Through evaluation on source domains, this study shows that AdaFed-LDR achieves higher localization accuracy compared to existing FL methods, with smaller performance variance across different random seeds. These results suggest that the proposed method contributes to stable operation in source domains.
Through evaluation on target domains, this study confirms that AdaFed-LDR mitigates the severe performance degradation observed in existing methods. In the few-shot setting, while adaptation accuracy may be lower than that of domain adaptation methods in some cases, the performance variance remains small, indicating that the design goal of balancing stability and plasticity is met.
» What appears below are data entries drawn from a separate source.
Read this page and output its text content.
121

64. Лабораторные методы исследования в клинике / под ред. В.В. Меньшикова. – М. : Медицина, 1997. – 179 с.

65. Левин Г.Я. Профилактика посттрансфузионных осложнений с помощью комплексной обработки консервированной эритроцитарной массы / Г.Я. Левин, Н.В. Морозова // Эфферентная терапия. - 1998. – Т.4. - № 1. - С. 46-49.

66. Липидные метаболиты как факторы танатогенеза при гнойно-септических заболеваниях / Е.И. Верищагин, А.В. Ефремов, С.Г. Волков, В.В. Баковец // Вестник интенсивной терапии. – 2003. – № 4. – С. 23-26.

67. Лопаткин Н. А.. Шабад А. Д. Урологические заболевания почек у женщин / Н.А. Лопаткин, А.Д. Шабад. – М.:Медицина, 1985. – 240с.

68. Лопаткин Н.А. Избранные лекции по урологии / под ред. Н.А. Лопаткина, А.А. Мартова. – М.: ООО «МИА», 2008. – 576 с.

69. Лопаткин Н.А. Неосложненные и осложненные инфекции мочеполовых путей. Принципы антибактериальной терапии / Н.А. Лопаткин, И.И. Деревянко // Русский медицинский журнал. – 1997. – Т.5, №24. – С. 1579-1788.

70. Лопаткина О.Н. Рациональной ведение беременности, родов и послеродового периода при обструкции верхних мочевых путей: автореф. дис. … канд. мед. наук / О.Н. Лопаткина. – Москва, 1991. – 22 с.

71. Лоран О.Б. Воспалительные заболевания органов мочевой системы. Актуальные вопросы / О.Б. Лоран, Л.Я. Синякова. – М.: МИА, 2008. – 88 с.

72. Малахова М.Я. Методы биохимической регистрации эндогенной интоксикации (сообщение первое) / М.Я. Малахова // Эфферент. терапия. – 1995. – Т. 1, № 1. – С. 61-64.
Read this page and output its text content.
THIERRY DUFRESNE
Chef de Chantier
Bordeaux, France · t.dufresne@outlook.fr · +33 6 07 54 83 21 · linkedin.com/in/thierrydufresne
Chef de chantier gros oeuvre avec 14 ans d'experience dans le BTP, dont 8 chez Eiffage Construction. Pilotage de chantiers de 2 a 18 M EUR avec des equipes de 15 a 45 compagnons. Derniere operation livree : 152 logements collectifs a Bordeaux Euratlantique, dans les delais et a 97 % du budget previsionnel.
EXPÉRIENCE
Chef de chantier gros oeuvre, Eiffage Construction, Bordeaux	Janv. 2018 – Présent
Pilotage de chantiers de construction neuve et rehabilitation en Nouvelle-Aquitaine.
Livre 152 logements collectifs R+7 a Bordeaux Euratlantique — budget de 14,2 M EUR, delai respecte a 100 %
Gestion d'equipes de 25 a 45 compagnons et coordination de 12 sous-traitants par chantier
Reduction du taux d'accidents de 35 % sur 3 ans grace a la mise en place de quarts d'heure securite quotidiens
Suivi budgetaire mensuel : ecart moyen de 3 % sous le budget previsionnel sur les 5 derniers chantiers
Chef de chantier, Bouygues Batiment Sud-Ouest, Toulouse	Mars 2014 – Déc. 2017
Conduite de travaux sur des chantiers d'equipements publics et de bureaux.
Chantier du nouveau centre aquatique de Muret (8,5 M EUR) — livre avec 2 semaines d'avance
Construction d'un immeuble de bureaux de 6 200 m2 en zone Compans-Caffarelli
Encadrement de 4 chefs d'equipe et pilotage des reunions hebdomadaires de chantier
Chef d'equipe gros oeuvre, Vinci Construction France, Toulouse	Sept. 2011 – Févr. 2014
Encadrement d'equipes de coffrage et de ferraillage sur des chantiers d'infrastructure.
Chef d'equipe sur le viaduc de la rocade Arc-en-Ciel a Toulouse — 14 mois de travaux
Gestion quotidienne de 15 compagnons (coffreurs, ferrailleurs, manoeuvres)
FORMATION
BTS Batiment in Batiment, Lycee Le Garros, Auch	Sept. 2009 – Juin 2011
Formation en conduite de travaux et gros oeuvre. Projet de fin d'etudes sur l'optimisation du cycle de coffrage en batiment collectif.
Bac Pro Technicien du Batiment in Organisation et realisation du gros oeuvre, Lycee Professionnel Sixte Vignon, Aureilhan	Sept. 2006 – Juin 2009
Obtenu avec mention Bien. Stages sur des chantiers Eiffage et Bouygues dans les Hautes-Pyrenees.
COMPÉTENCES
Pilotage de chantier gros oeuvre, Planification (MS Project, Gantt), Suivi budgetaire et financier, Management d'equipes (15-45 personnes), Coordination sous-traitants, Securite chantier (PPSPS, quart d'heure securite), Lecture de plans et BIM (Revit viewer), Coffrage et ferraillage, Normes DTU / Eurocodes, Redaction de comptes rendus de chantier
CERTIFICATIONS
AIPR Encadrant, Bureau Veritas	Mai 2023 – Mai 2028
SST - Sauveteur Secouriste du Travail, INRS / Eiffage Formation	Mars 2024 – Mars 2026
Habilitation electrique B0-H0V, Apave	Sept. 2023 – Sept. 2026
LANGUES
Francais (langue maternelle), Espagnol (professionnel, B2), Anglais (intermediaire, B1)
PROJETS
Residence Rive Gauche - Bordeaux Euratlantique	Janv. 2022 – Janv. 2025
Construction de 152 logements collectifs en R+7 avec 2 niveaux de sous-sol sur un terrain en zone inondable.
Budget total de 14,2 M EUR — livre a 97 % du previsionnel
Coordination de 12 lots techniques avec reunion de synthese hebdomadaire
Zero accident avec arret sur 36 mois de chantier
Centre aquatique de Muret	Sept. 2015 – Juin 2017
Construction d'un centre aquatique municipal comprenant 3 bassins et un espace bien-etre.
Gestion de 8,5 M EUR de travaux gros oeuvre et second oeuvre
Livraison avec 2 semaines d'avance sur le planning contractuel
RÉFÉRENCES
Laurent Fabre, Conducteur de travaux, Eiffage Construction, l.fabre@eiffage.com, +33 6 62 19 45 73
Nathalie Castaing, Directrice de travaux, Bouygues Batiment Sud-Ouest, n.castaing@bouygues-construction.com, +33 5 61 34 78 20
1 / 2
Through ablation experiments, this study confirms that both adaptive aggregation and LDR contribute to performance improvement, and that combining the two components achieves the highest overall accuracy and lowest variance compared to their individual applications, validating their complementary integration.
7. Conclusions
This paper proposed AdaFed-LDR to address the stability–plasticity trade-off in federated CSI-based indoor localization. AdaFed-LDR combines server-side adaptive aggregation based on feature covariance changes with client-side Layerwise Dynamics Regularization (LDR), which imposes stronger constraints on shallow layers to preserve generic features shared across environments and weaker constraints on deeper layers to allow environment-specific adaptation.
Evaluation across 8 indoor environments with 5 random seeds confirmed that AdaFed-LDR achieves source-domain precision comparable to centralized learning while outperforming existing federated methods in domain generalization to unseen environments. In few-shot adaptation, AdaFed-LDR achieves lower error than centralized learning with only one sample per reference point, suggesting that a minimal calibration budget is sufficient for practical deployment. Although FedPos achieves lower adaptation error in few-shot settings, AdaFed-LDR exhibits substantially smaller performance variance across seeds, indicating higher reproducibility. Ablation experiments confirmed that combining the two components yields the highest overall improvement, supporting the design rationale of addressing layer-specific roles in both aggregation and regularization.
This study has several limitations. First, the dataset was collected in static environments over a fixed period, and robustness to long-term temporal drift caused by changes in temperature, humidity, or furniture placement has not been evaluated. Second, all experiments used uniform hardware, and the behavior of the adaptive aggregation module under hardware-induced amplitude and phase biases remains to be examined. Third, the evaluation covered 8 environments within a single institution, and validation across a larger and more architecturally diverse set of buildings is necessary to establish broader generalizability.
Future directions include integrating established robust statistical estimation frameworks with online continual learning mechanisms to dynamically handle temporal domain shifts and non-Gaussian measurement noise. Additionally, we plan to explore hardware-agnostic calibration strategies, communication-efficient matrix approximations, and large-scale cross-building evaluation. Integration with differential privacy techniques to protect the transmitted covariance matrices is also an important direction. We hope this study contributes to the broader understanding of how layer-specific regularization can mitigate the stability–plasticity trade-off in federated learning for CSI-based localization.